A man who has suffered with a rare condition that turns his urine blue, purple or black since he was born has spoken about his lifelong mystery - only solved when he got a diagnosis aged 53. Tony 65, from Bridgend in Wales has detailed his condition as part of a new national campaign, called This Is Rare.
Tony has Alkaptonuria (AKU), also known as black bone or black urine disease. It causes severe, early-onset osteoarthritis. Despite showing symptoms since he was a baby, including purple/blue-ish colour urine in his nappies, Tony wasn’t diagnosed with AKU until he was 53 years old.
A combination of missed opportunities and lack of AKU awareness prevented him from receiving an earlier diagnosis. Tony has found living with AKU challenge at times. Symptoms vary they and have significantly impacted Tony’s professional life.
He lost his career at the age of 40, then went on to university and retrained as a primary school teacher. Over the years his symptoms got worse making it difficult to cope in work and at home. The main issues he had to contend with were increasing mobility, pain, breathing and lifting issues and extreme exhaustion.
He also managed, with support to care for his wife who was terminally ill and his sister who had Down’s Syndrome and dementia. The school and occupational Health were supportive but eventually he had to give in and finish work through ill health. Tony is a patient advocate for AKU and has worked to get clinical trials available for patients in Wales.
To mark Rare Disease Day, healthcare company Sanofi has collaborated with rare disease patients and charities to launch This is Rare, a campaign which puts the voices of the rare disease community centre stage in the call for greater recognition, awareness and advocacy for the rare disease community.
Taking inspiration from the empowerment song 'This is Me', patients, charities and health professionals came together to record at Abbey Road Studios to share their experiences through song under the guidance of world-famous vocal coaches and presenters, Carrie and David Grant MBEs.
This is Rare puts the voices of the rare disease community centre stage in the call for greater recognition, awareness and advocacy for the 1 in 17 people affected by a rare disease in the UK.
Carrie and David Grant said: "We're thrilled to be part of this inspiring project which aims to unite the rare disease community through the power of music.
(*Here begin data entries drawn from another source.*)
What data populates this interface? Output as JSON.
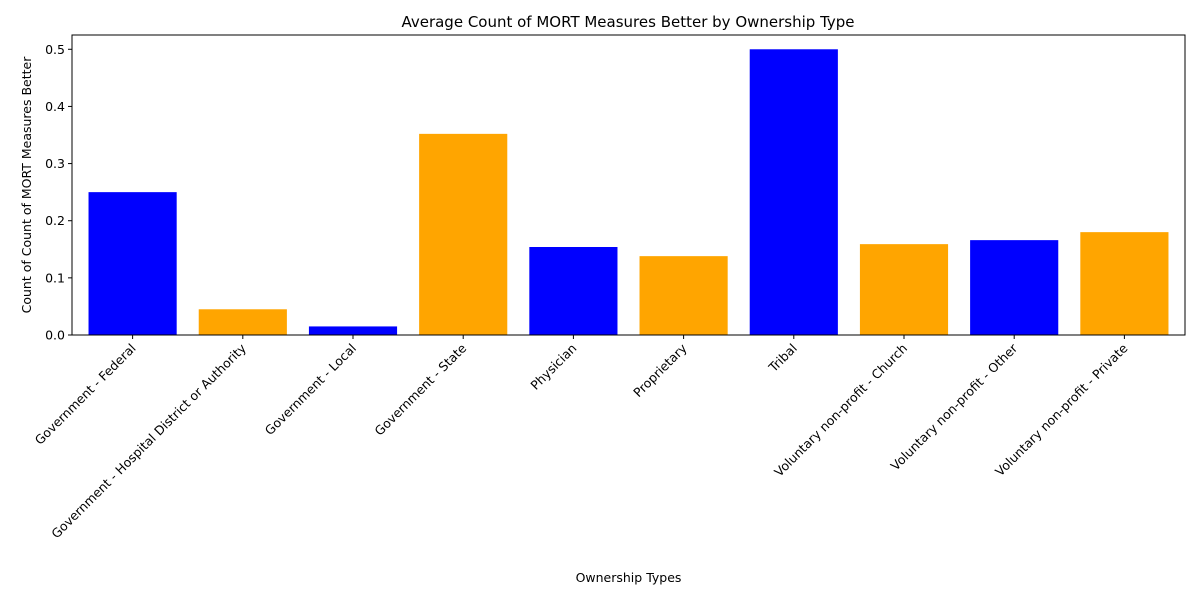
{
  "chart_data": {
    "type": "bar",
    "title": "Average Count of MORT Measures Better by Ownership Type",
    "xlabel": "Ownership Types",
    "ylabel": "Count of Count of MORT Measures Better",
    "categories": [
      "Government - Federal",
      "Government - Hospital District or Authority",
      "Government - Local",
      "Government - State",
      "Physician",
      "Proprietary",
      "Tribal",
      "Voluntary non-profit - Church",
      "Voluntary non-profit - Other",
      "Voluntary non-profit - Private"
    ],
    "values": [
      0.25,
      0.045,
      0.015,
      0.352,
      0.154,
      0.138,
      0.5,
      0.159,
      0.166,
      0.18
    ],
    "bar_colors": [
      "#0000ff",
      "#ffa500",
      "#0000ff",
      "#ffa500",
      "#0000ff",
      "#ffa500",
      "#0000ff",
      "#ffa500",
      "#0000ff",
      "#ffa500"
    ],
    "ylim": [
      0,
      0.525
    ],
    "yticks": [
      "0.0",
      "0.1",
      "0.2",
      "0.3",
      "0.4",
      "0.5"
    ],
    "grid": false,
    "legend": "none"
  }
}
Raising awareness for people living with a rare disease remains a very important task. We are delighted to be shining a spotlight on the experiences of those involved, who are standing up proudly and saying this is Rare, this is Me.”
1 in 17 people will be affected by a rare disease at some point in their lives. This amounts to 3.5 million people in the UK. This is Rare aims to raise awareness of the individuality of rare diseases but the collectively common impact. It seeks to highlight the need for greatest recognition, timely diagnosis and appropriate and equitable access to care. At present, people with a rare disease in the UK might see five different doctors and be misdiagnosed three times before they get the diagnosis they need.
Patient organisations and communities provide invaluable support to those who use their services or participate in their networks. Through connecting with others also affected by a rare disease, feelings of isolation can be reduced, individuals can feel empowered, and families can feel better supported. This is Rare has brought members of the community together to provide a space where they can convey what rare disease means to them and elevate their voices through connection and the power of music.
Ben Whitehouse, Head of Rare Diseases, Sanofi UK and Ireland said: “At Sanofi, we're committed to creating fulfilling futures for extraordinary people. No matter how rare their condition. By focusing on these uncommon and underserved medical conditions, we want to empower the lives of patients with rare diseases by developing and introducing new treatments, as well as providing support that extends beyond our medicines, to deliver our vision for Better Care for Rare.”